映画「夏目友人帳 石起こしと怪しき来訪者」
原作漫画とアニメをずっと追っている「夏目友人帳」の新作が公開されたので見てきました。
今回の作品は原作の短編エピソード二つから制作されたもので、前作の「劇場版 夏目友人帳 ~うつせみに結ぶ~」のような映画オリジナルエピソードではありません。
なので前作のようにどんなストーリーなのだろうかというドキドキ感は全くなくないものの、逆に失望することはまずないと安心して見に行くことができました。
感想
劇場版オリジナルストーリーでもなければ長編でもなく、上映時間はなんと51分。
ど派手なアクションシーンもなく、熱く激しく心を揺さぶるような内容でもない。
なんで映画って形で公開することにしたんだろう?というのが率直な疑問ですが、でもこれこそが夏目友人帳に求めていたものだ、って感じで個人的にはとても満足できました。
映画館にいつもと違う「特別」を求める人には物足りないかもしれませんが、大スクリーンと大音響で「いつもの」夏目友人帳を見たいという人にはお勧めです。
2本立てで1話目が「石起こし」。
「石起こし」という役目を負った小さな妖怪ミツミを夏目が手助けする、というお話ですが、終盤じんわりとミツミの決意に涙がこぼれ、いつものように素晴らしい音楽とともにその結末を見届けられてとてもよかったです。

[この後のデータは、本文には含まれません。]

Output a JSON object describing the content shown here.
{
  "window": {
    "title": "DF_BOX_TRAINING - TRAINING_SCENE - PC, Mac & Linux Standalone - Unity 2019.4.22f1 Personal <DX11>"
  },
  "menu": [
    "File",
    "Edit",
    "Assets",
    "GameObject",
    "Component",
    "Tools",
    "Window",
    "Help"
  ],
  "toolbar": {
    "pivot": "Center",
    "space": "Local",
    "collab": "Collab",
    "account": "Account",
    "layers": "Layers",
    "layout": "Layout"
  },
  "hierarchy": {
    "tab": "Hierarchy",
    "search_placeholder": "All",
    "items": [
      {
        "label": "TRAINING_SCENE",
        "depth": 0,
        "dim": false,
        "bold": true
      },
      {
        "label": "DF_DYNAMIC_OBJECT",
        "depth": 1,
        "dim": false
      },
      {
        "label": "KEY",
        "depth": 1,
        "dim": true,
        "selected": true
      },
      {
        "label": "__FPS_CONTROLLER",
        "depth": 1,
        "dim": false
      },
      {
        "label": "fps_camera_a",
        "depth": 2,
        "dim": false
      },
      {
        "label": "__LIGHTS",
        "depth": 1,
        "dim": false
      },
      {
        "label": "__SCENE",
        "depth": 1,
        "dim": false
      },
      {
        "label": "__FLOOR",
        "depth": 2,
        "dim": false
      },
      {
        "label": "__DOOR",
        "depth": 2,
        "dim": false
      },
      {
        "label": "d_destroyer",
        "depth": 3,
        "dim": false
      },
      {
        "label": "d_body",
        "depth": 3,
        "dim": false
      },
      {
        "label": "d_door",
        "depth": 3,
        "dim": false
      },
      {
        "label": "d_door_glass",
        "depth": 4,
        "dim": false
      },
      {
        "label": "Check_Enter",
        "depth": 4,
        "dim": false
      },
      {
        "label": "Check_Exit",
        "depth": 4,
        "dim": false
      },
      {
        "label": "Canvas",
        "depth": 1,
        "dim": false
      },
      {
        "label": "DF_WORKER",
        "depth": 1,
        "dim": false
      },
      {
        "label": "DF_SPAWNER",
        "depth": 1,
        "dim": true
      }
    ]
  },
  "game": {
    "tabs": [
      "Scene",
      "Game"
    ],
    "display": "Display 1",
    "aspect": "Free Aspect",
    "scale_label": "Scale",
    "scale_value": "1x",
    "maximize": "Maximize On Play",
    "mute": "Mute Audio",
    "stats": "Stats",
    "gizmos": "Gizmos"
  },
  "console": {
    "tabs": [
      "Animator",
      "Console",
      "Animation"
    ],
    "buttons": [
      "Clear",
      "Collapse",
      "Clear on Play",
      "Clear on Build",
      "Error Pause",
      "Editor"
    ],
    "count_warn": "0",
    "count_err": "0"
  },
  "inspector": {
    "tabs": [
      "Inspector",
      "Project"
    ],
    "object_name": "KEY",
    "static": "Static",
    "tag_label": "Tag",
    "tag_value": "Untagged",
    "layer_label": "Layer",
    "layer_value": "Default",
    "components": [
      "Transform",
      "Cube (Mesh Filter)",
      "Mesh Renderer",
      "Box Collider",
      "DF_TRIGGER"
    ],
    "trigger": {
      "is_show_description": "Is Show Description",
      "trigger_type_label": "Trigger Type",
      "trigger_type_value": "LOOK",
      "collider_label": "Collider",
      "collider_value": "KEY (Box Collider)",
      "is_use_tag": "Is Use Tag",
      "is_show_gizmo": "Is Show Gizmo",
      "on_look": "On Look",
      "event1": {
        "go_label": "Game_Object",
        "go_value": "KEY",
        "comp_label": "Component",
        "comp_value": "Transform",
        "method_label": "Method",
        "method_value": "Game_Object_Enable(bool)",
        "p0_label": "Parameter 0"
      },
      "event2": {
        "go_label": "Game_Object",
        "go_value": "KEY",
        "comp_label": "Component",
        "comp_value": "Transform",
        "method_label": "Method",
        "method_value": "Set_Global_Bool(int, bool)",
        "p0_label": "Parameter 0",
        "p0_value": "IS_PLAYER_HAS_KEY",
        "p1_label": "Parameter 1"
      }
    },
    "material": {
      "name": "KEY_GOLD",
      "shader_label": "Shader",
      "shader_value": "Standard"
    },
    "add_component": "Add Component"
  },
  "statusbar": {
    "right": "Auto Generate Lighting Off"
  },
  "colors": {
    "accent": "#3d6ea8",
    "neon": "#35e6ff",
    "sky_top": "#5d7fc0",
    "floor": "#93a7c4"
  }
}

ミツミは自分を小さくて醜いものって言っていたけど、声を相まってものすごく可愛く見えました。何よりも心意気が立派。
2話目は「怪しき来訪者」。
タイトル通りに怪しい来訪者が夏目の友人田沼のもとに毎日のようにやってくる。心配した夏目が田沼とともにその来訪者の目的を探ろうとする、というちょっとしたミステリー要素のあるお話し。
夏目友人帳で好きなのは人と人の、妖と妖、人と妖の距離感や互いを思いあう姿なのですが、ここでも田沼と夏目の友情、来訪者とその目的が明かされたときの何とも言ない切ない気持ち、妖同士の友情がとても繊細に描き出されていて見終わったあとの余韻が心地よかったです。
客席に全部で10人ほどしかいませんでしたが、全員灯りがつくまで退席しなかったのでみんな余韻に浸りたいよね、わかる、と勝手に共感していました。
アニメ7期待ってます!
ところで2018年に国立歴史民俗博物館で行われた「ニッポンおみやげ博物誌」で聖地巡礼の例で熊本の人吉が夏目友人帳の聖地として紹介されているのを見るまでモデルが熊本とは知りませんでした。前作の映画では熊本の銘菓陣太鼓も作中に登場していました。